The cast of Superstore outside Cloud 9, where the show takes place (Credit: Wikimedia Commons)

Just five years ago, NBC had one of the best lineups on television, with Thursday nights consisting of 30 Rock, followed by The Office, and then Parks and Recreation. These were some of the most popular sitcoms on television, with well-established names, such as Tina Fey, Alec Baldwin, Tracy Morgan, Steve Carrell, and Amy Poehler in the lead roles. However, in 2013, both 30 Rock and The Office ended, while Parks and Rec was moved to Tuesdays for its final season in 2015. This took primetime comedy away from NBC for about ten months, leaving the top sitcoms on television as Modern Family and Black-ish on ABC, and The Big Bang Theory on CBS. However, that changed when Superstore premiered in November 2015. The first season, which consisted of 11 episodes running from November to February averaged just under 6.6 million viewers per episode, more than any season of Parks and Rec and all but one season of 30 Rock. The series is produced and created by Justin Spitzer, a former writer for The Office , and the two shows have drawn comparisons.

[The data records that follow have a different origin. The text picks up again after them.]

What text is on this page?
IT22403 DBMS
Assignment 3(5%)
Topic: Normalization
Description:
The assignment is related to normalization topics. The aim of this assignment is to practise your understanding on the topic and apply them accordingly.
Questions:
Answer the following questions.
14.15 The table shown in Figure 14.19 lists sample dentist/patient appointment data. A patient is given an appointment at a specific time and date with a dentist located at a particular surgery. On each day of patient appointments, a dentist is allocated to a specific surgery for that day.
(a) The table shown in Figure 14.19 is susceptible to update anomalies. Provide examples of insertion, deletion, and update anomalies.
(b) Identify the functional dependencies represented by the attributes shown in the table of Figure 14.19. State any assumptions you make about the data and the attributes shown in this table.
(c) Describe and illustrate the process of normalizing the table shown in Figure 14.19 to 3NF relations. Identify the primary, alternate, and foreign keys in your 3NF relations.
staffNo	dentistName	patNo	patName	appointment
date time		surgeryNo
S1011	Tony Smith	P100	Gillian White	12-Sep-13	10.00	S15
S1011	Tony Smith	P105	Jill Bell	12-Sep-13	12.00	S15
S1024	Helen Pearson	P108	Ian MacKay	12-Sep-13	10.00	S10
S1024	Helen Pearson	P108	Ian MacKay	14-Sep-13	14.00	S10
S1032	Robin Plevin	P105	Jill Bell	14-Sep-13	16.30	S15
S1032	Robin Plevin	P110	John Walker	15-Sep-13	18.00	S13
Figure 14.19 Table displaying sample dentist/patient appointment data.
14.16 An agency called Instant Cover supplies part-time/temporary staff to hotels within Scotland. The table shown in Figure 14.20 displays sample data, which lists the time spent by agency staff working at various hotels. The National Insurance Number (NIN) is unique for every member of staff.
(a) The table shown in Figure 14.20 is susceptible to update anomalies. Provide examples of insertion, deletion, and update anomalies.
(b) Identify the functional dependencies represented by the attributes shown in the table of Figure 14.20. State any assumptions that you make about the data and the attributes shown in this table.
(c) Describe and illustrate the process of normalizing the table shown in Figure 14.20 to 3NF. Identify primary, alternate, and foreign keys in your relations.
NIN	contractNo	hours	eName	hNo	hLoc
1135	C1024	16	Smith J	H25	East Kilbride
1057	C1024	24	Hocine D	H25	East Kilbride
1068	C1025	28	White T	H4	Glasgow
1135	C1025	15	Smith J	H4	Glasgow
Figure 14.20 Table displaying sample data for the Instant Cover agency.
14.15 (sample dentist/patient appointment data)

However, it is not just Superstore that has brought the network back to the spotlight. The Good Place, starring Kristen Bell and Ted Danson, and created by Michael Schur, a former executive producer for Parks and Rec and The Office, won a Critics’ Choice Award for most exciting new series. The series has received positive reviews and was renewed for a second season following the end of season one in January. Great News, which was created by 30 Rock writer Tracey Wigfield, and produced by Fey-toncic star, creator, and executive producer of 30 Rock, debuted in April.

However, it hasn’t been all good- Powerless, a sitcom set in the world of DC Comics and starring Vanessa Hudgens, had its final three episodes pulled from the NBC schedule, and its premiere-the most viewed episode- only drew 3.1 million viewers, lower than every episode of The Good Place, with ratings eventually dipping to 1.8 million for episode six before going up slightly for episodes 7-9 before the show was pulled.

For NBC, moving comedy back to Thursday nights has been a mostly successful move so far. “Super Good Thursday,” as it was known in the fall, or “Super Power Thursday” has drawn in many old viewers who previously tuned in to watch The Office, Parks and Rec, and 30 Rock back-to-back-to-back.

However, more than anything else, it was probably bringing old faces behind the scenes to work on the new shows that made the biggest impacts. For Superstore, The Good Place, and Great News, bringing in executive producers who worked on the signature NBC sitcoms of the first decade of the 21st century has proven to be a good move, boosting the network’s ratings, and returning the top sitcoms to the network. In addition, with shows like The Big Bang Theory and Modern Family likely in their final seasons, NBC will soon have a great opportunity to rule the world of sitcoms with Superstore, The Good Place, and Great News soon to be in their primes.